Talks with Shostak also inspired a career change for one of the main characters, Hector Hammond. “[Shostak] said Hector could be someone who studied extremophiles,” explained Inguanzo. That small suggestion helped evolve Hammond’s character from a petty criminal (in the Green Lantern comic books) to a xenobiologist, a scientist who studies the biology of extra-terrestrial life, in the film. “Being a xenobiologist influenced his whole backstory,” said Audouy. The change also helped structure the plot of the film, as Inguanzo explained, “He was most divergent from the comic book. It was a collaborative effort to make this character more credible and relatable to the plot point of Abin Sur crashing on Earth, and the connection between Hector Hammond, Abin Sur, and Parallax.”
Parallax, the villain of the film, also required a science perspective. In Green Lantern, Parallax’s DNA spreads through alien bacteria, which hides in Abin Sur’s body, infecting Hammond. “We had two shots where Hammond is examining the open wound on Abin Sur’s body and he puts his hand in the wound and we see there is a substance in the wound,” said Inguanzo. “We wanted to know what it would look like. Would it look like a gooey substance? Would it be microscopic? Would you see it, would you not see it?” The Exchange connected the design team with Bonnie Bassler, a molecular biologist and professor at Princeton University. “The conversation with Bassler brought up the idea that the bacteria could be bioluminescent. There are marine bacteria that are bioluminescent because it’s in this abyss of darkness. She said it wouldn’t be unusual to see bioluminescence in the dark reaches of space where there is no light,” explained Inguanzo. “If you watch the movie, you’ll notice the yellow substance does have a bioluminescent quality to it.”

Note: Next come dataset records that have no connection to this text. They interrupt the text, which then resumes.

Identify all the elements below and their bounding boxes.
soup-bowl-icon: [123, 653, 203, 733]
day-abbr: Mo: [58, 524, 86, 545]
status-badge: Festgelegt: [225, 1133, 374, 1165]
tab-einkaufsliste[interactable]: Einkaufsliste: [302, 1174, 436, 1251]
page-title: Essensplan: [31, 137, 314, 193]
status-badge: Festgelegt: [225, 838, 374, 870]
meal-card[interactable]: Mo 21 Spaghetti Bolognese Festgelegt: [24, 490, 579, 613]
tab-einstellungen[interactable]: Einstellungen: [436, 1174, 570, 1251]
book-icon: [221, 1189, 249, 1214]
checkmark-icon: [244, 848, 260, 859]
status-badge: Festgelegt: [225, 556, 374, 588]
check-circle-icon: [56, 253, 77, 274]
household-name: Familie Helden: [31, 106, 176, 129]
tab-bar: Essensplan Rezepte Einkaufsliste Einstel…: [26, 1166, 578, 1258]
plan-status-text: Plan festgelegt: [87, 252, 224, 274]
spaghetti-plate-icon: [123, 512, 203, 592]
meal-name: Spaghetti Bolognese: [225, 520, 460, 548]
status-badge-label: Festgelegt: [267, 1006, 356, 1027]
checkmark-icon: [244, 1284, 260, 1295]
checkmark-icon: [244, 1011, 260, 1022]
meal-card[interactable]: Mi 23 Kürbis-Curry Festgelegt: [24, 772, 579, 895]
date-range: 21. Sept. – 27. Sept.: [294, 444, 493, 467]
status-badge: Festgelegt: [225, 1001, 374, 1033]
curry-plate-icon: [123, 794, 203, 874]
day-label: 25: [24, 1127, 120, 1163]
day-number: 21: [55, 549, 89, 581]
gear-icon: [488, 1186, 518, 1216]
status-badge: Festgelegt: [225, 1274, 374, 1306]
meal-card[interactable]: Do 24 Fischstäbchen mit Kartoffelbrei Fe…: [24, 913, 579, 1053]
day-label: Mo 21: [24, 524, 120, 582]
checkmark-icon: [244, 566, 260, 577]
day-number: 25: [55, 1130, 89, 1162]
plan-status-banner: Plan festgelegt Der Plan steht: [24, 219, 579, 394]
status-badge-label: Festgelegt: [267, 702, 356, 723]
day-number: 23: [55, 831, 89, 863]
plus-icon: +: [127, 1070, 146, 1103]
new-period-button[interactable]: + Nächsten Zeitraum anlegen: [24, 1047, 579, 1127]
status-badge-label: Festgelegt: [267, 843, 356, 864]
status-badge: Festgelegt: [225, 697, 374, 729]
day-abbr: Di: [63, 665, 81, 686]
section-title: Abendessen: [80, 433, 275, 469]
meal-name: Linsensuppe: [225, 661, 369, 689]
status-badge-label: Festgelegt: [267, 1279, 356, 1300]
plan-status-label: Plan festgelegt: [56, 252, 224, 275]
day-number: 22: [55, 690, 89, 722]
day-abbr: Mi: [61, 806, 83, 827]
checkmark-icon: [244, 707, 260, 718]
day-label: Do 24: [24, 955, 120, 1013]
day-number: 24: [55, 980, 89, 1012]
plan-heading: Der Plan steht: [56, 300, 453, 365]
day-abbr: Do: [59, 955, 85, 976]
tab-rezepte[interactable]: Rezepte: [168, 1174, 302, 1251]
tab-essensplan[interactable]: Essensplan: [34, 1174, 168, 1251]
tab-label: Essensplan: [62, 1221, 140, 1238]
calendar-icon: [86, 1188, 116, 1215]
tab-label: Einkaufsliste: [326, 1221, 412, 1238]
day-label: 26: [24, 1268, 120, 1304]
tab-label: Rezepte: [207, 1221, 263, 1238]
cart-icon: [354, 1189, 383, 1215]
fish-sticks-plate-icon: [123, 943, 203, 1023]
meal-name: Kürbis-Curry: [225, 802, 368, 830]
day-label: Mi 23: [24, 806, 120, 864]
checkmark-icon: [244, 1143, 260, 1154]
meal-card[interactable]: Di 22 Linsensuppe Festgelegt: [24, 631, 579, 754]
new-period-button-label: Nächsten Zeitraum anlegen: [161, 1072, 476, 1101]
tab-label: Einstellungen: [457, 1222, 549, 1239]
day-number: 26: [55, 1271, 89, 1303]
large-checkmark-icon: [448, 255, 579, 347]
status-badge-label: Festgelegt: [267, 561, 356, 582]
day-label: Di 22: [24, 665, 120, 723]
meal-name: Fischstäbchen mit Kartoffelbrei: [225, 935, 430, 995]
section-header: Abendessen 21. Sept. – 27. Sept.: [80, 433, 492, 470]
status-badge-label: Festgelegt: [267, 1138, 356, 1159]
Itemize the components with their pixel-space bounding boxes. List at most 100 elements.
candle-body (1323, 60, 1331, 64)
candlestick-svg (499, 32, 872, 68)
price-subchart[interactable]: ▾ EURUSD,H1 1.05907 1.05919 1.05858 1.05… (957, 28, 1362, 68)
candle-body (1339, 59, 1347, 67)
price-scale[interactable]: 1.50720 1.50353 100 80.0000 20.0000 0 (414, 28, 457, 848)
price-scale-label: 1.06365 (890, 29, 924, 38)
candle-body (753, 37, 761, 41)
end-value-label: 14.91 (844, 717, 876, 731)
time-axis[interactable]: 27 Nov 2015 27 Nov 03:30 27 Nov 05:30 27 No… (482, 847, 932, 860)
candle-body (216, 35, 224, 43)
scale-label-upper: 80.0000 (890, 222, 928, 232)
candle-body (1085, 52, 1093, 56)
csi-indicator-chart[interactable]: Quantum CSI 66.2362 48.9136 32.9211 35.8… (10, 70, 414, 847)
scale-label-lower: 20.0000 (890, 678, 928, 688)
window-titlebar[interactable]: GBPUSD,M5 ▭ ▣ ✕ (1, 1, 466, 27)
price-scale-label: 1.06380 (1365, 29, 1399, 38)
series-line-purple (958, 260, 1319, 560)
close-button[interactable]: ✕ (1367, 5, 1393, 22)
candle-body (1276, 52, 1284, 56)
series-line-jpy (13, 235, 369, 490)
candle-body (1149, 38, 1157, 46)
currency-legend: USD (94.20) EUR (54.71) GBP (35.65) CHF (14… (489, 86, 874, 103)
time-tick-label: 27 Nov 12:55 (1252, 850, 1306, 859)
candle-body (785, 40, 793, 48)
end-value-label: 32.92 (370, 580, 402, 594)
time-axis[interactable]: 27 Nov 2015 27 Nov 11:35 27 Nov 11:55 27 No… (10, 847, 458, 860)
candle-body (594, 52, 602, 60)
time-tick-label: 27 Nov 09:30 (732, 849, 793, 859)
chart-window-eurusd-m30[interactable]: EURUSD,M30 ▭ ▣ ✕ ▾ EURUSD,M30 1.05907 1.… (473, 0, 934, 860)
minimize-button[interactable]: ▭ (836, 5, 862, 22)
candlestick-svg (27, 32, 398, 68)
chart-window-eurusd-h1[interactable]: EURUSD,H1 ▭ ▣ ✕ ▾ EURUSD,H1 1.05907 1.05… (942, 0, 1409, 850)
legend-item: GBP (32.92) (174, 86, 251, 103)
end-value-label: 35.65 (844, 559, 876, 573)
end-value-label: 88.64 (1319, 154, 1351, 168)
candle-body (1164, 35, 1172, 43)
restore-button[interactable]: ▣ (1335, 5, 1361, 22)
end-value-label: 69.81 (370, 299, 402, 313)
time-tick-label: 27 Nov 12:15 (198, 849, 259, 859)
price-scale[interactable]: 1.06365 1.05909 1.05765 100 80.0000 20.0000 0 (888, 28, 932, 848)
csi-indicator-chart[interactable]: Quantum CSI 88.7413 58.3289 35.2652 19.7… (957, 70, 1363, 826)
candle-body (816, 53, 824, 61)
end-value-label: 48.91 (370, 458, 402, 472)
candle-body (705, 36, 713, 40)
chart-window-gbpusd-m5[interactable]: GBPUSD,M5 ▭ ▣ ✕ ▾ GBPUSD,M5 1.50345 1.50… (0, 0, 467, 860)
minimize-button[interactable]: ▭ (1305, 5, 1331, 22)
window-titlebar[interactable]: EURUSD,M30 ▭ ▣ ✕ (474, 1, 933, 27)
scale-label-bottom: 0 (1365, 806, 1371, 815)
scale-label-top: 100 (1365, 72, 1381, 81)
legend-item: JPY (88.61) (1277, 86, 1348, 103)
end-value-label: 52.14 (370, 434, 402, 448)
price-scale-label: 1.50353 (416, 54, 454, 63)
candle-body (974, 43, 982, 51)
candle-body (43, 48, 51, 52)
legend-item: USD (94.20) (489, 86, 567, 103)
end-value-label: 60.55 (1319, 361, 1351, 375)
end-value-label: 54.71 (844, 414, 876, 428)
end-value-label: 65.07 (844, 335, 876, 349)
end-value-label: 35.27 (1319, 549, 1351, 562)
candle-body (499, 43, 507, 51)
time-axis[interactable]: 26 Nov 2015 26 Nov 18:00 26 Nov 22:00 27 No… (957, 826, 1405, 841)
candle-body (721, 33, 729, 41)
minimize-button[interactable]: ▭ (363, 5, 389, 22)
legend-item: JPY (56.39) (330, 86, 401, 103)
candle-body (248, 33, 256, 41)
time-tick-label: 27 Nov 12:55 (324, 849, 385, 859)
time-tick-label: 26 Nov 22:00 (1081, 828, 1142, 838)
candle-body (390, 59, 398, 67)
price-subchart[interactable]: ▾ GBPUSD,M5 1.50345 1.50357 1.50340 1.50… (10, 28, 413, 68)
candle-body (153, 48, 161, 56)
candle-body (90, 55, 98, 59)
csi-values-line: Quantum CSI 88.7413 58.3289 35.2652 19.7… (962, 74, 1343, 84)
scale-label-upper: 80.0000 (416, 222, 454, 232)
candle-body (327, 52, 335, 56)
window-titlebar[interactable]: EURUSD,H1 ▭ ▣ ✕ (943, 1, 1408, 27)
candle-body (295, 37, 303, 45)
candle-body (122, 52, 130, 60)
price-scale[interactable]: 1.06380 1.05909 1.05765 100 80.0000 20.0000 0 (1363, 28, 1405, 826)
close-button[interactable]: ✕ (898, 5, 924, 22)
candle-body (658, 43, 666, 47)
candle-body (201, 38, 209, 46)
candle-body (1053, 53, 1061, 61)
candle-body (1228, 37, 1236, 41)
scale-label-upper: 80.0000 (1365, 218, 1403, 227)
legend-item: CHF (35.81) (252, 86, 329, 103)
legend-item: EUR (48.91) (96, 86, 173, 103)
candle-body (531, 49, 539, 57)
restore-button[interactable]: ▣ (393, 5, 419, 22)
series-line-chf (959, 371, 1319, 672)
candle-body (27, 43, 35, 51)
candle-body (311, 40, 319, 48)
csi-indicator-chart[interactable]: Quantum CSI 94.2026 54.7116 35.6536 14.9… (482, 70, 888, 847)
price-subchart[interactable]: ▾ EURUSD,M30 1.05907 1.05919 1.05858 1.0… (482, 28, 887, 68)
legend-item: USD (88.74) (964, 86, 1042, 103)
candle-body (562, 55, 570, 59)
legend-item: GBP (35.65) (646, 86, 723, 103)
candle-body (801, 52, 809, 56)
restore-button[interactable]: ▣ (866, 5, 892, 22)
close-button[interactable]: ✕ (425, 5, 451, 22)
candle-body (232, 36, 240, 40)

Bioluminescent bacteria or Einstein lensing in a wormhole are small details in Green Lantern but as Audouy pointed out, “In our positions, we love details. That’s what production designers do. We provide all these little details that hopefully collectively really make a difference in the movie.” And when you are trying to bring logic to a superhero movie, those small details can make or break the film’s credibility. “The audience wants to believe, they want to be on the journey with you, and be immersed in the story for 120 minutes without questioning anything,” said Audouy.
It also helps to have scientists on hand who are willing to go along for the imaginative ride. “One of the most pleasurable things about the whole experience was that everyone we spoke to [Bassler, Shostak, Kakalios], they understood the nature of filmmaking and storytelling. Their suggestions always came from a point of a love for science fiction. All of their advice and all of their suggestions came from a place of understanding storytelling,” said Inguanzo. Audouy agreed, “I love chatting with scientists because it opens up your mind to imagine things in a way you wouldn’t have thought of before. It’s very empowering to a designer.” And if there is one thing we can all agree on, it is that it takes a lot of imagination to turn a man wearing a green suit, courtesy of a ring, into a supernatural, summer blockbuster.